Saturday 20th April 2024,
The Hoop Doctors

So Yeah, DeMarcus Cousins Isn’t About This Whole Center Thing

cousins

Don’t you dare tether DeMarcus Cousins to one position.

Clearly, he’s a multipositional bastion, a versatile and venomous NBA superstar that can play any spot he wants to.

Allow me to explain. Rather, allow Cousins himself to explain, per the Sacramento Bee‘s Jason Jones (h/t CBS Sports):

“I don’t really consider myself a center,” Cousins said. “I’m just a basketball player. There’s so much I can do on the floor. People get stuck on the word ‘center,’ ‘big man’ and (are) kind of ignorant to the situation. I can’t really worry about that. I just go out there and do my job.”

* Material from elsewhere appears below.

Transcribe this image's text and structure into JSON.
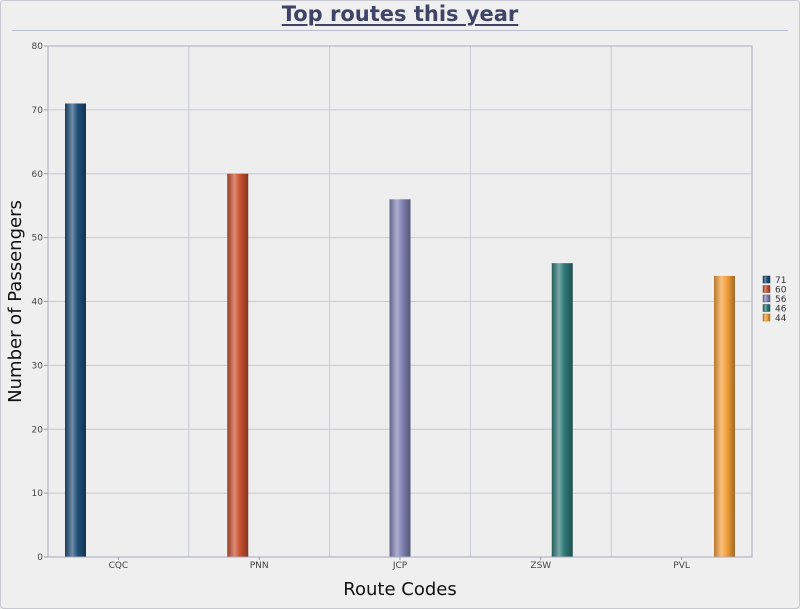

And like anyone else, when there are changes to the job, there is an adjustment.

“It’s weird kind of floating out there,” Cousins said. “It’s a different thing, but I know it’s going to help the team, too. It’s just something I’ve got to adjust to and get used to.”

That’s some top-notch self-contradiction.

Look, Cousins has never been pigeonholed to the stringent stereotype of a post player. He can pass and has some perimeter range. But he seldom has played anything other than center during his five-year career. Basketball-Reference’s play-by-play data won’t even measure the amount of time he’s spent outside the 5 position; it’s such a negligible amount that their database says he’s played 100 percent of his career minutes at the center position. The numbers for this topic specifically are a little more nuanced over at 82games.com. Yet, even according to their metrics, he spent less than one percent of his total floor time at anywhere other than center last year.

Positional designations are becoming increasingly meaningless, but Cousins, in the most fundamental sense of the term, is a center. It’s the advancement of George Karl’s offense, as well as the introduction of rookie Willie Cauley-Stein, that suggests Cousins will be forced to evolve into something more than just a versatile center.

Cauley-Stein plays Cousins’ position. He flashed a jumper at pre-draft workouts, but he didn’t attempt a single three-pointer at Kentucky. If the Kings intend on playing him extensively, and if they are bent on playing both he and Cousins extensively together, one will need to hang tough on the perimeter extensively.

Today’s power forwards are floor spacers. They shoot three-pointers, as Cousins has started to do during the preseason. And while it’s unlikely the Kings expect Cousins to morph into a three-point-chucking marksman, they, for the sake of the talent around him (most notably WCS), do need him to be much more than just a center.